The Wilding
Hands up, feet in sand,
stray sticks from the nearby
forest in hair, bromeliad
blooming on your dress—
you are done with indoor
complaints, like Whitman
was all those years ago
because it is everyone’s
right to throw away
the canoe & sail on
& you know you contain
a thousand passionflowers
with wavy blue threads
reaching out to lick air
& you know you contain
a million bat flowers
with purpled wings
& whiskers like tentacles
& at night you carry torch
ginger with a fragrant cone
& red leather skirt-petals
& you wake up with hoya-
hair—pink clusters falling
to waist while hummingbirds
feast on the centers.
That’s what you must do,
savor the centers of
everything—
palm/artichoke/cloud/
cat pounce/mountain/
hooded warbler’s weeta-
weeta-weet-tee-o.
Now gleam, briny, burnished
by sun, follow wave back
to shaggy shore
of self.
4 thoughts on "The Wilding"
Leave a Reply
You must be logged in to post a comment.
What a beautiful piece!

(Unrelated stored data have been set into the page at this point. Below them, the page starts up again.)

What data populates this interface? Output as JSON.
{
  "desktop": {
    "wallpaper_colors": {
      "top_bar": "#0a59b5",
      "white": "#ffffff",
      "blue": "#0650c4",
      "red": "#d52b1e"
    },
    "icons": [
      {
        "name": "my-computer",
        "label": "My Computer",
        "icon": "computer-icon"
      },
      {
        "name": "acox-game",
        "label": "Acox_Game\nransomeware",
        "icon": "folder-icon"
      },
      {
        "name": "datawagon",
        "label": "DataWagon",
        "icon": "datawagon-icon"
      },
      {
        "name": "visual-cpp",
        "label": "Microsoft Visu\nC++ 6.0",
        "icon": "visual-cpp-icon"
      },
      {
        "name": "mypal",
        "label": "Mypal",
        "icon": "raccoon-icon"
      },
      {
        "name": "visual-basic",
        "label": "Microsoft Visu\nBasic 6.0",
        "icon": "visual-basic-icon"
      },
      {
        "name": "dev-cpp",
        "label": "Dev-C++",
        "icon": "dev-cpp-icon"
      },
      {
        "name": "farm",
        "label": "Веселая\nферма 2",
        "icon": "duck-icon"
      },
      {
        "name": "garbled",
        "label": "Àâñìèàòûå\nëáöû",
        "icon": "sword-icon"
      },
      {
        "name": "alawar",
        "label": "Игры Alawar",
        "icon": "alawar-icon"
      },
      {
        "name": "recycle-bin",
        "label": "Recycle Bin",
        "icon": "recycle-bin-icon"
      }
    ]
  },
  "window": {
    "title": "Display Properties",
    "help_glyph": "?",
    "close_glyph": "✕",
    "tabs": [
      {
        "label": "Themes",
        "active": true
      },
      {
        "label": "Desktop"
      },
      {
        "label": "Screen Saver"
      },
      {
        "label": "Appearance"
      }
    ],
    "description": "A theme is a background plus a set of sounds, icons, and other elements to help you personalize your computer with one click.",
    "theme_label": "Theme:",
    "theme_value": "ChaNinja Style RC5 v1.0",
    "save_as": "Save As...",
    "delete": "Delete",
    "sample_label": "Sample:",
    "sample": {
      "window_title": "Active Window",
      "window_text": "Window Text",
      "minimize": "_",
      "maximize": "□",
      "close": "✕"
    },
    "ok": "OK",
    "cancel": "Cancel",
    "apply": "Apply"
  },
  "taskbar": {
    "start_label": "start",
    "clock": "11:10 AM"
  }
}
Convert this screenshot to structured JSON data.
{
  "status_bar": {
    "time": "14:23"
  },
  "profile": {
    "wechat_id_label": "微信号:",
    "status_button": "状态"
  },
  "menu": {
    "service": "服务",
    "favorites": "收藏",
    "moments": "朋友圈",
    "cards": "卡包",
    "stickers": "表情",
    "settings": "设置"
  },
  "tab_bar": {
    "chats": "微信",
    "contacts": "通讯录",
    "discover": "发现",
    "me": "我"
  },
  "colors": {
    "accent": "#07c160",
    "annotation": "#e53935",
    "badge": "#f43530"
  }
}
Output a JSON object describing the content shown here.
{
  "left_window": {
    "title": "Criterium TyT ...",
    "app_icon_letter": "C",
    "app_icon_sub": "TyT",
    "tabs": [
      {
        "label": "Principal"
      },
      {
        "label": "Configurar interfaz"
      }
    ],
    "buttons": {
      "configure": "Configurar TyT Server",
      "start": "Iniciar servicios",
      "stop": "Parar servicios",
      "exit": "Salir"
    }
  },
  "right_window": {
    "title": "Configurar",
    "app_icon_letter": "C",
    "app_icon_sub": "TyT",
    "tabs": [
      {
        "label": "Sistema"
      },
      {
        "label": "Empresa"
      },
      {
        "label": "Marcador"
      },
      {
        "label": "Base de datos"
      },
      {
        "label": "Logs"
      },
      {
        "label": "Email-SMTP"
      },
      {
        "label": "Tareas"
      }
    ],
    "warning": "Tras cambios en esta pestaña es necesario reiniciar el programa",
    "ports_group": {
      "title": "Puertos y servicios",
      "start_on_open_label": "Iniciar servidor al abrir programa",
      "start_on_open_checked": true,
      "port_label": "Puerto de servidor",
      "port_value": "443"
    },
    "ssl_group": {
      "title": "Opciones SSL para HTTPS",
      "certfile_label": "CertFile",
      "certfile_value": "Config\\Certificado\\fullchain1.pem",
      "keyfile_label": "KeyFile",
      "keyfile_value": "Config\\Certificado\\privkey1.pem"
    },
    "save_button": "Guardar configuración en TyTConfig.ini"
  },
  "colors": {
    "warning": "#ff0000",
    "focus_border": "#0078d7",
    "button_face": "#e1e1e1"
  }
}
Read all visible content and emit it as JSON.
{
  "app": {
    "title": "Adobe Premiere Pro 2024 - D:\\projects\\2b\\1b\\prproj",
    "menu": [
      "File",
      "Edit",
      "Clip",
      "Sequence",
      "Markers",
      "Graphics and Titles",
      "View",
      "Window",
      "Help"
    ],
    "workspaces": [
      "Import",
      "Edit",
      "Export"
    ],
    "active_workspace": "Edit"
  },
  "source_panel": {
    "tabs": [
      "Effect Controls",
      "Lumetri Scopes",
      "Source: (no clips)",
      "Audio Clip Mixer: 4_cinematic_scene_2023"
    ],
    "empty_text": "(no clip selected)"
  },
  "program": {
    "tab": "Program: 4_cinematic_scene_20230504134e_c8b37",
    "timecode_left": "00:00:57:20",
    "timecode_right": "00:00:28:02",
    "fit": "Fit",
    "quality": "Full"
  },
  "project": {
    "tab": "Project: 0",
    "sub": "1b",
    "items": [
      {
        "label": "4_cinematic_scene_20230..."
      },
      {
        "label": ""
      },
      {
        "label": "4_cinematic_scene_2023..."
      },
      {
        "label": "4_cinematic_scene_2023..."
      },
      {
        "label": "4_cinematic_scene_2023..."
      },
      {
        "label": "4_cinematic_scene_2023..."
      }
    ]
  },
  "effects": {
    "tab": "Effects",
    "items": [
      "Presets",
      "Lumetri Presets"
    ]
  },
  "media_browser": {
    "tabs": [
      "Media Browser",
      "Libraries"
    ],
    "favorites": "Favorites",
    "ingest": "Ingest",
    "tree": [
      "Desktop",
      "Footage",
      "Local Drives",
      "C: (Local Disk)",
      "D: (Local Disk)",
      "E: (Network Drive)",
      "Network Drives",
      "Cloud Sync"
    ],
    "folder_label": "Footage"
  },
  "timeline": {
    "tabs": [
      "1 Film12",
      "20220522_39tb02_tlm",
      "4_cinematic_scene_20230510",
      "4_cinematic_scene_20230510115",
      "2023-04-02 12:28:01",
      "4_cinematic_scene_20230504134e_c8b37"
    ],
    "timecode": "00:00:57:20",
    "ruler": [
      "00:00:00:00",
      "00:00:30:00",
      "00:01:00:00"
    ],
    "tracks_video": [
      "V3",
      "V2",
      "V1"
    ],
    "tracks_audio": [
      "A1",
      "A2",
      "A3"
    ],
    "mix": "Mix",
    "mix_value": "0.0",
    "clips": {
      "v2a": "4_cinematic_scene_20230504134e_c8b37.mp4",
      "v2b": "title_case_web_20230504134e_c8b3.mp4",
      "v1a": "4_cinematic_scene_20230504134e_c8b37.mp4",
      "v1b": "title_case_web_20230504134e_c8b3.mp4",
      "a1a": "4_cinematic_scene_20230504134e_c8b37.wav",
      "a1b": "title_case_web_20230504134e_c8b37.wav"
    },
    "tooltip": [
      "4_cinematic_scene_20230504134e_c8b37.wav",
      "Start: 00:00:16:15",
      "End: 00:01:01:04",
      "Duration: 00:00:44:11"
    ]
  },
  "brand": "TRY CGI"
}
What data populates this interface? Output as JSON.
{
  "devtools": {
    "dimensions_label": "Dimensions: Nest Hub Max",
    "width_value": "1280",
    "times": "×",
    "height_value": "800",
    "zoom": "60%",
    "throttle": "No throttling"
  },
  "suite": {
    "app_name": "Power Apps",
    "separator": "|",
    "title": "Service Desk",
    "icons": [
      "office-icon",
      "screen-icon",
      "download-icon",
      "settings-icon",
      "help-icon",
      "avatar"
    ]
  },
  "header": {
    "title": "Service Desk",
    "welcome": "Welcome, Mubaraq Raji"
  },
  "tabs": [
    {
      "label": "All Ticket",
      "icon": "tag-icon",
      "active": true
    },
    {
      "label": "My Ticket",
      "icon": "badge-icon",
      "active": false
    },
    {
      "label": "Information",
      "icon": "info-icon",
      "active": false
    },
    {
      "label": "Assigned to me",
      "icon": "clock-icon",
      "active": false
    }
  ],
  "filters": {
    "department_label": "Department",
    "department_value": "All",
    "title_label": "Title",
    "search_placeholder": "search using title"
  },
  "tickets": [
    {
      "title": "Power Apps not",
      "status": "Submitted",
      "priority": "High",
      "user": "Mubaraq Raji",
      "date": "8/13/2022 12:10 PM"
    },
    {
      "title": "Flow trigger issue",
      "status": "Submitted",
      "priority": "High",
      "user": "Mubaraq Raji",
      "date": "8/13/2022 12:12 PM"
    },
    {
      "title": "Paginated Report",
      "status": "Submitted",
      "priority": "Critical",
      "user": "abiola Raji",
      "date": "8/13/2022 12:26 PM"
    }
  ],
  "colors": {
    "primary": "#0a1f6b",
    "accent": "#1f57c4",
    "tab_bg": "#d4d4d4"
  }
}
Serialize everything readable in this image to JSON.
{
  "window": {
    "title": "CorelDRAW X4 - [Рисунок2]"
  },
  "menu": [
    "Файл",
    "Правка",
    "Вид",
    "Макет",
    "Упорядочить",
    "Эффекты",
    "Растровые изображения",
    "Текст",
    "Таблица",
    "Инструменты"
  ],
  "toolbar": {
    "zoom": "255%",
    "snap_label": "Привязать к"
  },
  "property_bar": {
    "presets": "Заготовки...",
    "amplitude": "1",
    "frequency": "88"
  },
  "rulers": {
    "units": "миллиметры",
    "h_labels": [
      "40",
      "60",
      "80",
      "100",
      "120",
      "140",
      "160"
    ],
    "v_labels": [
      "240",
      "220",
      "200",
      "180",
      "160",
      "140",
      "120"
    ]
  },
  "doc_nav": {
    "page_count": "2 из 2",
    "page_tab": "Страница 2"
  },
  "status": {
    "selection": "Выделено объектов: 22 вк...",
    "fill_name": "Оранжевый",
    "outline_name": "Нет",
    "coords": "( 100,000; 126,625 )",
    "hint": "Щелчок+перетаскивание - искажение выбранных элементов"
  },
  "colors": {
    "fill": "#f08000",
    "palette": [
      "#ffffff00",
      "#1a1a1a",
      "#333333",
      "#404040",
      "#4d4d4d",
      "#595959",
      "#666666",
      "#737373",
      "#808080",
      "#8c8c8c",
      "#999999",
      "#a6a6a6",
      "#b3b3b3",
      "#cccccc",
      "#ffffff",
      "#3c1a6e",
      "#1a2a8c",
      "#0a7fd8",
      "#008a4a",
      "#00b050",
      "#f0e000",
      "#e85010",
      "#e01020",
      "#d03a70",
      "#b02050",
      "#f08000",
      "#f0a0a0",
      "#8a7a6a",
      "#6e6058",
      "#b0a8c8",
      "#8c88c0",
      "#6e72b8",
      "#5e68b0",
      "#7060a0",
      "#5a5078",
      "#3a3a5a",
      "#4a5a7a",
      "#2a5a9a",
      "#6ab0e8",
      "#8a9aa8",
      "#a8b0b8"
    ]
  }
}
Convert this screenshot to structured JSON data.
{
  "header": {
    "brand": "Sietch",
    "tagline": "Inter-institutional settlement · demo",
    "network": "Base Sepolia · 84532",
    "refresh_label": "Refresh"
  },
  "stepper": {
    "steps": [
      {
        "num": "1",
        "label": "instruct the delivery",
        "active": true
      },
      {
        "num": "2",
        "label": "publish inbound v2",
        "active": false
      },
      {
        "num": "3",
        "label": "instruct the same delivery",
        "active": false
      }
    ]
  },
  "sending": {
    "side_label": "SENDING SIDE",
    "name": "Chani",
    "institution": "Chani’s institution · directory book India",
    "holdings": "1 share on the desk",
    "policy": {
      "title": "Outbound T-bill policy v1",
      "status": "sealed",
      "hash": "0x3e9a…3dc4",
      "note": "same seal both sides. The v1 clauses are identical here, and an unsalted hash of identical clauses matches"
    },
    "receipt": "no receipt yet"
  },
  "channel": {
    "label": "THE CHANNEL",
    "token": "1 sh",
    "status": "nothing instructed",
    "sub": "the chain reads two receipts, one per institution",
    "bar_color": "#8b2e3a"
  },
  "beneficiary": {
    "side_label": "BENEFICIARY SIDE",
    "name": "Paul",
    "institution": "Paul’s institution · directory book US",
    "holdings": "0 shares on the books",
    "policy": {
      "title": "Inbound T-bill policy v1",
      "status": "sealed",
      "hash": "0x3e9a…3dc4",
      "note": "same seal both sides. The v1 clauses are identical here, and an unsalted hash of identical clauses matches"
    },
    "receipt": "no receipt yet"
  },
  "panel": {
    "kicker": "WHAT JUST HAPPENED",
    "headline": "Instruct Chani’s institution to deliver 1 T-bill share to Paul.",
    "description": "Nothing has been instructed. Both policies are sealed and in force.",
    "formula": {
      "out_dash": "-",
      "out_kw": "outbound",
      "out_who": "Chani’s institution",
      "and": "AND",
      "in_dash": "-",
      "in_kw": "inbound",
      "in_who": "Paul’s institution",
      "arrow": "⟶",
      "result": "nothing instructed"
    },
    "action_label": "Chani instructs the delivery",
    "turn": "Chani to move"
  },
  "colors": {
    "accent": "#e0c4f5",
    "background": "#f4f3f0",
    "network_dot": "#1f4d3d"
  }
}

I’d love to hear this one read at an open mic with its cadence and rhythm. I love so many lines: “bromeliad/blooming on your dress—” and “& you know you contain/a thousand passionflowers” and all that follows it!
Thank you so much! Glad you liked it.
This is lovely, Taunja. I like the pace set by the stanzas that shrink then grow in length. And the poem talks about “centers” in a work that has such a visual center – the 3-line stanza. (My favorite – stanza 3!)
Thanks, Nancy!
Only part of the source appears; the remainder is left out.